Tag: Revogue

  • Damascvs – Road to Unreality

    Local Producer Damascvs is promoting his new EP  But I ain’t got no water for you with a science fiction infused music video.  ‘Revogue’ is a looping, hypnotic track which lies somewhere between the ambience of Clams Casino and the frenetic space jazz of Flying Lotus. It’s ethereal, but with a strong current of unease. This sense of ambient menace is central to the music video, directed by Stuart Kets.

    The video details its protagonist accessing a virtual reality simulation, plugging into a cascade of surreal environments. He walks through lush forest vistas, pilots a spacecraft through floating Japanese Torri gates and performs obscure experiments in a flooded corridor.  Certain symbolic images are repeated, like as in a dream- an animal skull on fire, blood dripping into shot.  But like a bad psychedelic experience, the whimsical settings start to become claustrophobic and repetitive. The sense of freedom turns to panic. It ends on an ambiguous note, with the character unplugging from the program, but unsure if they are still in the simulation or not. Or rather, the simulation has become a virus infecting and distorting reality….

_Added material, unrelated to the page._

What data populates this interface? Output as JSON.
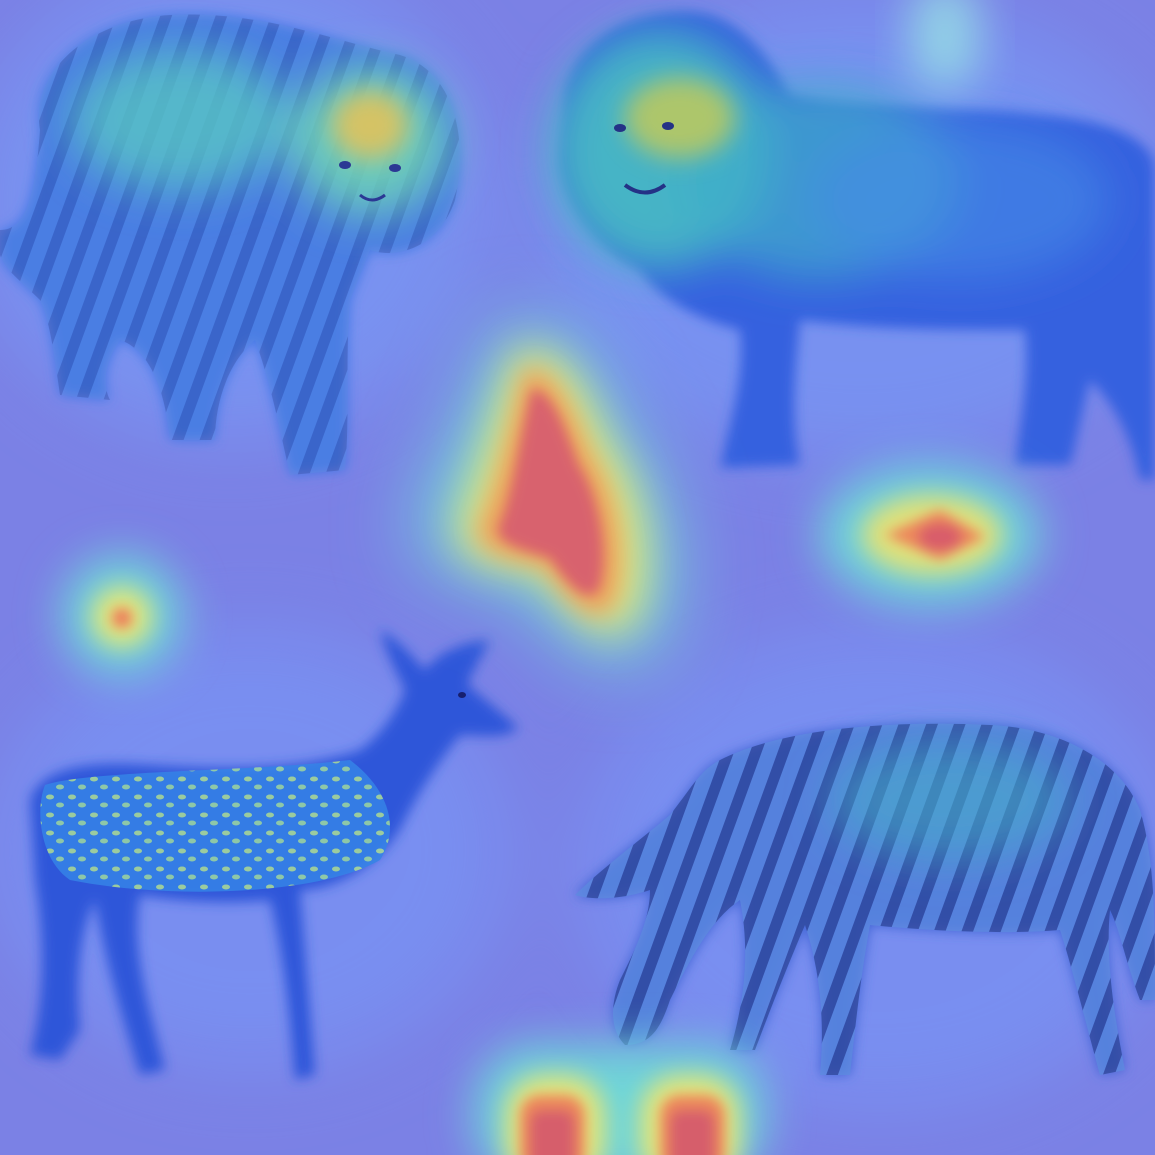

    This imagery gives the video a broader cultural resonance. Since the 1980s, when author William Gibson first used the term ‘cyberspace’ in his ground-breaking novel Neuromancer  artists have used a variety of visual cues to depict the new frontier of the internet. At the end of the last century, cyberspace was  portrayed as a realm somehow distinct from physical reality.  With varying degrees of creative success, films like The Matrix, Strange Days and David Cronenburg’s  Existenz played on anxieties about society becoming increasingly detached from reality through new technology. (Coincidentally, the cover art of the Damascvs EP  references  the cult 1990 science fiction film Hardware).  But the last decade has seen more ambivalent process where the internet has become layered into every aspect of everyday life.  People’s personal lives are increasingly played out online, while social media influences the course of political revolutions and presidential elections. ‘Revogue’ smartly expresses the sense that while the internet has opened up new avenues for human expression, it is also now perhaps impossible to escape.